According to the SEC’s complaint, from 2010 to 2020, Boucher allegedly made unauthorized transfers from client accounts to his own accounts, used client funds to pay his credit card bills, and forged a client’s signature on checks. The SEC claims that Boucher used a significant portion of the misappropriated funds to pay for extravagant personal expenses, including vacations and travel.

According to his BrokerCheck profile, Boucher spent two years at SCF Investment Advisors before he was terminated in May 2019. The firm stated in the notes section of his profile that the “advisor admitted to misappropriating customer funds to pay various credit card companies, and the customer has been made whole.” Before that, he spent less than one year with Northwest Asset Management, and from 2000 to 2016, he was affiliated with broker-dealer Raymond James Financial Services.

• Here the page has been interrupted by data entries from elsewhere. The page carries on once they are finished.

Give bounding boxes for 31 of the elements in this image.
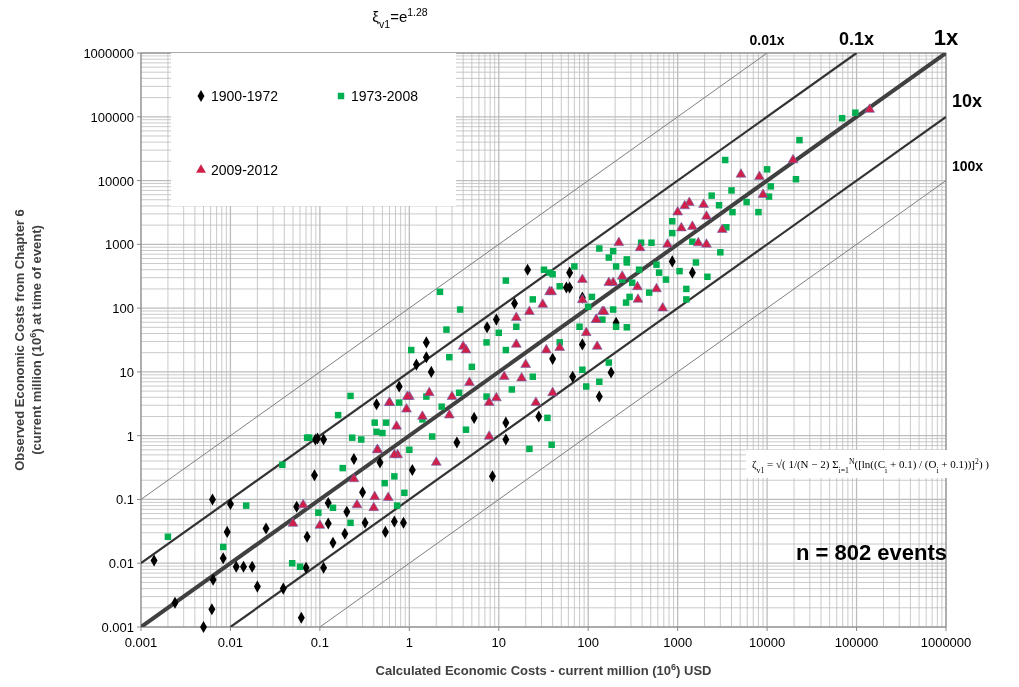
x-tick-label: 100 (577, 635, 600, 650)
x-tick-label: 10 (491, 635, 507, 650)
series-label: 100x (952, 157, 984, 174)
legend-label: 1900-1972 (211, 88, 279, 104)
legend-label: 1973-2008 (351, 88, 419, 104)
annotation: n = 802 events (796, 540, 948, 565)
legend-label: 2009-2012 (211, 162, 279, 178)
y-tick-label: 0.01 (108, 556, 134, 572)
y-tick-label: 10000 (97, 173, 134, 189)
y-tick-label: 1000000 (83, 46, 134, 61)
series-label: 0.01x (749, 32, 785, 48)
x-tick-label: 100000 (834, 635, 879, 650)
x-tick-label: 0.1 (310, 635, 329, 650)
y-tick-label: 100000 (90, 109, 134, 125)
y-tick-label: 0.1 (115, 492, 134, 508)
y-tick-label: 10 (119, 364, 134, 380)
x-tick-label: 10000 (749, 635, 786, 650)
x-tick-label: 0.01 (217, 635, 244, 650)
y-tick-label: 1000 (105, 237, 134, 253)
x-tick-label: 1000000 (920, 635, 972, 650)
series-label: 1x (933, 25, 959, 50)
y-tick-label: 100 (112, 301, 134, 317)
text: ξ$_{v1}$=e$^{1.28}$ (372, 6, 428, 30)
x-tick-label: 1 (405, 635, 413, 650)
x-tick-label: 1000 (663, 635, 693, 650)
text: ζ$_{v1}$ = √( 1/(N − 2) Σ$_{i=1}$$^{N}$([ln((C$_{i}$ + 0.1) / (O$_{i}$ + 0.1))]$^{2}$) ) (752, 456, 989, 475)
y-tick-label: 0.001 (101, 620, 134, 635)
y-tick-label: 1 (126, 428, 134, 444)
series-label: 0.1x (839, 29, 875, 49)
series-label: 10x (952, 90, 983, 111)
x-axis-title: Calculated Economic Costs - current million (10$^{6}$) USD (375, 662, 712, 678)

In one instance, Boucher allegedly sold securities and wired $60,000 of the proceeds from a client’s advisory account to a car dealership to purchase a Chevrolet Camaro. To authorize the wire transfer, he purportedly impersonated the client on a telephone call with a representative of a brokerage firm. A year and a half later, he sold the Camaro back to the same client for $52,000.

In another alleged scheme, Boucher stole $1.5 million over the course of one year from the trust of an elderly client. During an SEC investigation, he allegedly forged a letter from her to convince SEC enforcement staff that she had gifted him the $1.5 million a few days before she died.

The SEC’s complaint, filed in the United States District Court for the Southern District of California, seeks permanent injunctions, disgorgement plus prejudgment interest, and civil penalties.